You would think a lawyer would know it's illegal to use a cell phone camera to secretly record his female coworkers from underneath their skirts. But that's what 32-year old Jeremiah Johnson, a personal injury lawyer based out of Johnson City, Kan., stands of accused of in Johnson County District Court.
Johnson was charged with eavesdropping, a misdemeanor. He also has been sued by three female colleagues who allege Johnson hid a cell phone beneath their desks and secretly taped their legs, lower torsos and undergarments.
The women are each seeking $75,000 in damages, according to the local Fox television outlet.
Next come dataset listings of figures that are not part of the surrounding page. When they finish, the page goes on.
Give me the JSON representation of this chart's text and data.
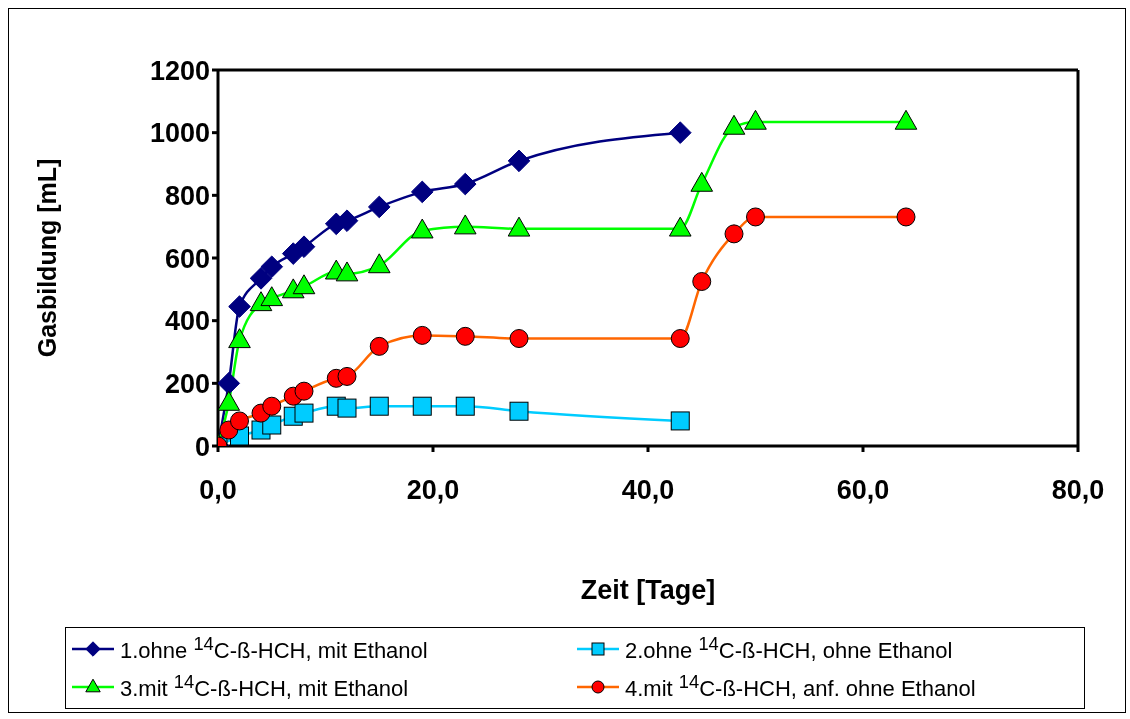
{
  "chart_data": {
    "type": "line",
    "xlabel": "Zeit [Tage]",
    "ylabel": "Gasbildung [mL]",
    "xlim": [
      0,
      80
    ],
    "xticks": [
      {
        "value": 0,
        "label": "0,0"
      },
      {
        "value": 20,
        "label": "20,0"
      },
      {
        "value": 40,
        "label": "40,0"
      },
      {
        "value": 60,
        "label": "60,0"
      },
      {
        "value": 80,
        "label": "80,0"
      }
    ],
    "ylim": [
      0,
      1200
    ],
    "yticks": [
      0,
      200,
      400,
      600,
      800,
      1000,
      1200
    ],
    "legend": "bottom",
    "line_style": "solid",
    "series": [
      {
        "name": "1.ohne $^{14}$C-ß-HCH, mit Ethanol",
        "color": "#000080",
        "marker": "diamond",
        "x": [
          0,
          1,
          2,
          4,
          5,
          7,
          8,
          11,
          12,
          15,
          19,
          23,
          28,
          43
        ],
        "values": [
          0,
          200,
          445,
          535,
          572,
          614,
          636,
          709,
          719,
          763,
          811,
          836,
          910,
          1000
        ]
      },
      {
        "name": "2.ohne $^{14}$C-ß-HCH, ohne Ethanol",
        "color": "#00ccff",
        "marker": "square",
        "x": [
          0,
          2,
          4,
          5,
          7,
          8,
          11,
          12,
          15,
          19,
          23,
          28,
          43
        ],
        "values": [
          0,
          32,
          51,
          67,
          95,
          105,
          127,
          121,
          127,
          127,
          127,
          111,
          80
        ]
      },
      {
        "name": "3.mit $^{14}$C-ß-HCH, mit Ethanol",
        "color": "#00ff00",
        "marker": "triangle",
        "x": [
          0,
          1,
          2,
          4,
          5,
          7,
          8,
          11,
          12,
          15,
          19,
          23,
          28,
          43,
          45,
          48,
          50,
          64
        ],
        "values": [
          0,
          137,
          337,
          455,
          471,
          496,
          509,
          556,
          550,
          576,
          687,
          700,
          693,
          693,
          836,
          1018,
          1034,
          1034
        ]
      },
      {
        "name": "4.mit $^{14}$C-ß-HCH, anf. ohne Ethanol",
        "color": "#ff6600",
        "marker": "circle",
        "x": [
          0,
          1,
          2,
          4,
          5,
          7,
          8,
          11,
          12,
          15,
          19,
          23,
          28,
          43,
          45,
          48,
          50,
          64
        ],
        "values": [
          0,
          51,
          80,
          105,
          127,
          159,
          175,
          216,
          222,
          318,
          353,
          350,
          343,
          343,
          525,
          677,
          731,
          731
        ]
      }
    ]
  }
}
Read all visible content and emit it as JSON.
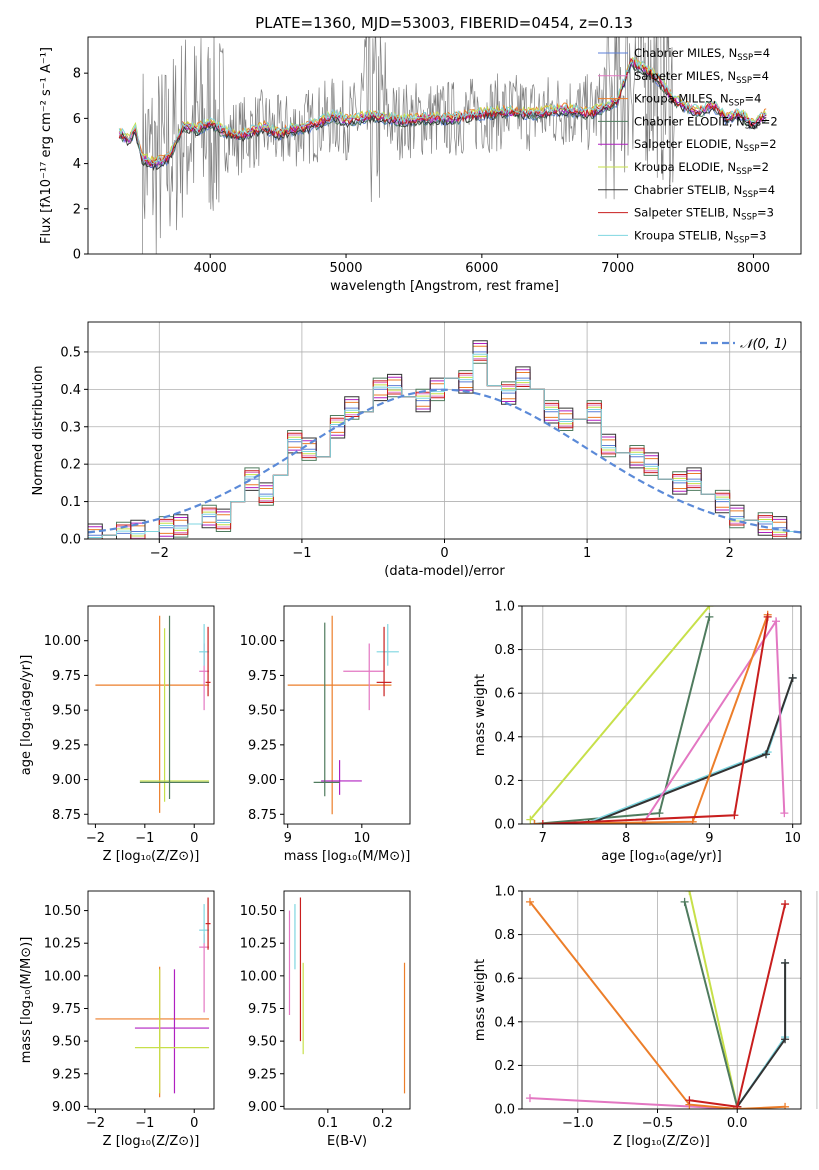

The women weren't named in the news reports, and they were unavailable for comment.
For his part, Johnson didn't appear in court on Thursday for his arraignment, but instead sent his own attorney who entered a not guilty plea on Johnson's behalf, according to the Kansas City Star.
Regardless, the charges represent a dramatic departure from the mission of Johnson's practice, which is available on the office's website.
"At our personal injury/wrongful death law office, our staff and lawyers strive to treat all of our clients with respect while we work diligen[t]ly to maximize the value of their claims," the website reads. It goes on: "It has been said that choosing an attorney is a bit like getting married -- you are going to be working with that person for quite some time, for better or worse.
A phone call placed by AOL Jobs to Johnson's office received no response. His counsel did not comment to local news outlets.
Local news reports didn't say how the colleagues detected the alleged cellphone footage at issue in the lawsuit, which was filed last year. The local Fox outlet did, however, report that last year Johnson responded to the suit by countersuing the workers for stealing photos off his cell phone. That suit was dismissed by the court.
If convicted, Johnson could be disbarred and spend as much as a year in jail. He was out of the office of the week.
If the charges are proven to be true, Johnson would join a growing club of workers allegedly using cameras to spy on female colleagues. As was reported by AOL Jobs in June, John Bednarik II, the director of campus involvement at DeSales University in Center Valley, Penn., was charged with invasion or privacy for chipping a hole in his office's ceiling so he could spy on a colleague while she pumped her breast for feeding.
He reportedly offered a confession to local police. He then also handed over his Sony camera.